Porter resolved the issue as to whether the S&L account was more like the bank deposit case or the after-acquired investment:

Since legislation of this type should be liberally construed… to protect funds granted by the Congress for the maintenance and support of the beneficiaries thereof… we feel that deposits such as are involved here should remain inviolate. The Congress, we believe, intended that veterans in the safekeeping of their benefits should be able to utilize those normal modes adopted by the community for that purpose — provided the benefit funds, regardless of the technicalities of title and other formalities, are readily available as needed for support and maintenance, actually retain the qualities of moneys, and have not been converted into permanent investments.

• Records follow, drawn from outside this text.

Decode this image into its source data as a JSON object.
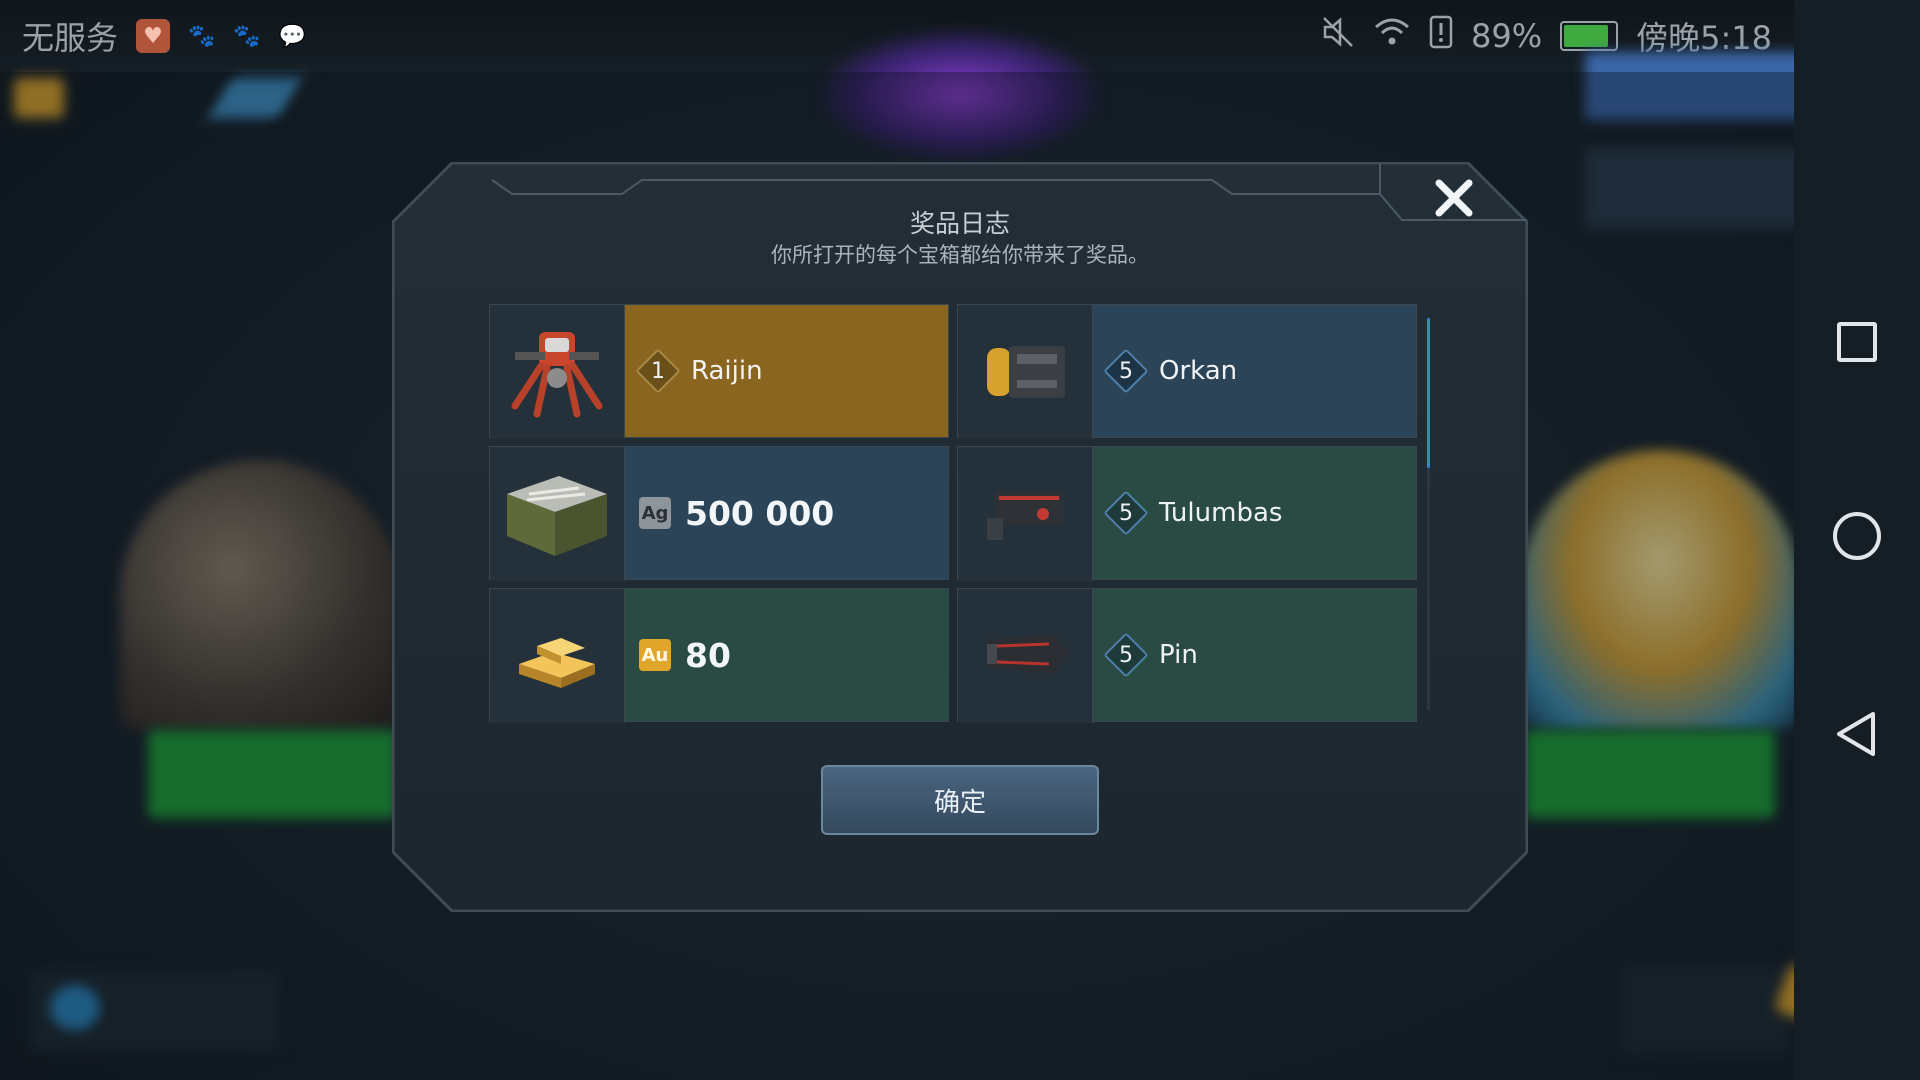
{
  "statusbar": {
    "carrier": "无服务",
    "battery_text": "89%",
    "battery_level": 0.89,
    "time": "傍晚5:18"
  },
  "dialog": {
    "title": "奖品日志",
    "subtitle": "你所打开的每个宝箱都给你带来了奖品。",
    "confirm_label": "确定",
    "close_icon": "close-icon"
  },
  "rewards": [
    {
      "kind": "robot",
      "icon": "robot-icon",
      "level": "1",
      "name": "Raijin",
      "color": "#8a6520"
    },
    {
      "kind": "weapon",
      "icon": "weapon-icon",
      "level": "5",
      "name": "Orkan",
      "color": "#2c4457"
    },
    {
      "kind": "silver",
      "icon": "silver-crate-icon",
      "currency": "Ag",
      "amount": "500 000",
      "color": "#2c4457"
    },
    {
      "kind": "weapon",
      "icon": "weapon-icon",
      "level": "5",
      "name": "Tulumbas",
      "color": "#2a4a44"
    },
    {
      "kind": "gold",
      "icon": "gold-bars-icon",
      "currency": "Au",
      "amount": "80",
      "color": "#2a4a44"
    },
    {
      "kind": "weapon",
      "icon": "weapon-icon",
      "level": "5",
      "name": "Pin",
      "color": "#2a4a44"
    }
  ],
  "colors": {
    "accent": "#3a86c8",
    "gold_cell": "#8a6520",
    "blue_cell": "#2c4457",
    "green_cell": "#2a4a44"
  }
}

Back to Maehr and the IRS’s Collection Powers

The Tenth Circuit remanded the case back to the District Court to consider whether the reach of Porter and whether the “IRS has improperly levied exempt VA disability benefits by placing a levy on all funds in the bank account where Appellant’s disability benefits are deposited.” It left open the question of remedy, expressing “no opinion on the ultimate resolution of this claim or on the unresolved questions regarding the availability of the types of relief Appellant has sought or may seek in an amended Complaint.”

This is an interesting opinion and raises a possible defense to collection on a certain kind of asset, i.e., a bank account that holds veteran’s disability payments. It seems that IRS at the district court should emphasize Section 6334(c), which provides that “[n]otwithstanding any other law of the United States (including section 207 of the Social Security Act), no property or rights to property shall be exempt from levy other than the property specifically made exempt by subsection (a).” Likewise the regulations under Section 6334 provide that “no other property or rights to property are exempt from levy except the property specifically exempted by section 6334(a).”

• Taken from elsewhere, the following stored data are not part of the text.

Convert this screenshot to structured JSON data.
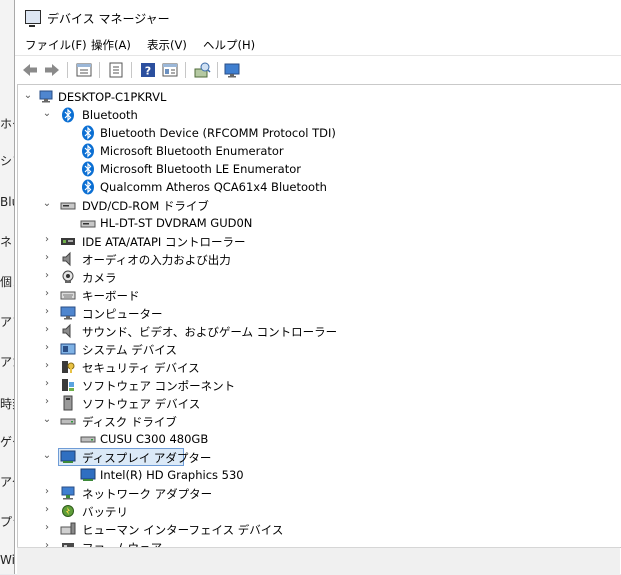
{
  "background_window": {
    "labels": [
      "ホー",
      "シフ",
      "Blu",
      "ネッ",
      "個ノ",
      "アフ",
      "アカ",
      "時刻",
      "ゲー",
      "アク",
      "プラ",
      "Wi"
    ]
  },
  "window": {
    "title": "デバイス マネージャー"
  },
  "menu": [
    "ファイル(F)",
    "操作(A)",
    "表示(V)",
    "ヘルプ(H)"
  ],
  "toolbar_icons": [
    "back-arrow-icon",
    "forward-arrow-icon",
    "properties-icon",
    "update-driver-icon",
    "help-icon",
    "view-icon",
    "scan-hardware-icon",
    "monitor-icon"
  ],
  "tree": {
    "root": "DESKTOP-C1PKRVL",
    "items": [
      {
        "label": "Bluetooth",
        "level": 1,
        "state": "expanded",
        "icon": "bluetooth-icon"
      },
      {
        "label": "Bluetooth Device (RFCOMM Protocol TDI)",
        "level": 2,
        "icon": "bluetooth-icon"
      },
      {
        "label": "Microsoft Bluetooth Enumerator",
        "level": 2,
        "icon": "bluetooth-icon"
      },
      {
        "label": "Microsoft Bluetooth LE Enumerator",
        "level": 2,
        "icon": "bluetooth-icon"
      },
      {
        "label": "Qualcomm Atheros QCA61x4 Bluetooth",
        "level": 2,
        "icon": "bluetooth-icon"
      },
      {
        "label": "DVD/CD-ROM ドライブ",
        "level": 1,
        "state": "expanded",
        "icon": "dvd-drive-icon"
      },
      {
        "label": "HL-DT-ST DVDRAM GUD0N",
        "level": 2,
        "icon": "dvd-drive-icon"
      },
      {
        "label": "IDE ATA/ATAPI コントローラー",
        "level": 1,
        "state": "collapsed",
        "icon": "ide-controller-icon"
      },
      {
        "label": "オーディオの入力および出力",
        "level": 1,
        "state": "collapsed",
        "icon": "speaker-icon"
      },
      {
        "label": "カメラ",
        "level": 1,
        "state": "collapsed",
        "icon": "camera-icon"
      },
      {
        "label": "キーボード",
        "level": 1,
        "state": "collapsed",
        "icon": "keyboard-icon"
      },
      {
        "label": "コンピューター",
        "level": 1,
        "state": "collapsed",
        "icon": "computer-icon"
      },
      {
        "label": "サウンド、ビデオ、およびゲーム コントローラー",
        "level": 1,
        "state": "collapsed",
        "icon": "speaker-icon"
      },
      {
        "label": "システム デバイス",
        "level": 1,
        "state": "collapsed",
        "icon": "system-device-icon"
      },
      {
        "label": "セキュリティ デバイス",
        "level": 1,
        "state": "collapsed",
        "icon": "security-device-icon"
      },
      {
        "label": "ソフトウェア コンポーネント",
        "level": 1,
        "state": "collapsed",
        "icon": "software-component-icon"
      },
      {
        "label": "ソフトウェア デバイス",
        "level": 1,
        "state": "collapsed",
        "icon": "software-device-icon"
      },
      {
        "label": "ディスク ドライブ",
        "level": 1,
        "state": "expanded",
        "icon": "disk-drive-icon"
      },
      {
        "label": "CUSU C300 480GB",
        "level": 2,
        "icon": "disk-drive-icon"
      },
      {
        "label": "ディスプレイ アダプター",
        "level": 1,
        "state": "expanded",
        "icon": "display-adapter-icon",
        "selected": true
      },
      {
        "label": "Intel(R) HD Graphics 530",
        "level": 2,
        "icon": "display-adapter-icon"
      },
      {
        "label": "ネットワーク アダプター",
        "level": 1,
        "state": "collapsed",
        "icon": "network-adapter-icon"
      },
      {
        "label": "バッテリ",
        "level": 1,
        "state": "collapsed",
        "icon": "battery-icon"
      },
      {
        "label": "ヒューマン インターフェイス デバイス",
        "level": 1,
        "state": "collapsed",
        "icon": "hid-icon"
      },
      {
        "label": "ファームウェア",
        "level": 1,
        "state": "collapsed",
        "icon": "firmware-icon"
      }
    ]
  },
  "colors": {
    "selection": "#dbe9f7",
    "selection_border": "#6f9cd6",
    "bluetooth": "#0b6fd3"
  }
}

IRS has a longstanding position that once the funds move from the excepted payor to the taxpayer, the funds lose their exemption. The Porter case and Maehr’s unearthing it suggest a possible barrier to the vast collection powers that IRS generally has when there is a bank account that has solely as the source of its deposits disability payments the IRS would be unable to reach directly. Given the explicit language in Section 6334(c) and IRS’s longstanding view that the exempted property loses its character when the funds reach the taxpayer I would expect a vigorous challenge to extending Porter to include protection from the reach of an IRS levy. In addition, even if that protection were extended, there could be some interesting second order questions. Query for example  the tracing problems if the account has other funds beyond the disability payments or if the IRS were to show that the taxpayer had other funds that he used to meet his necessities beyond the disability payments.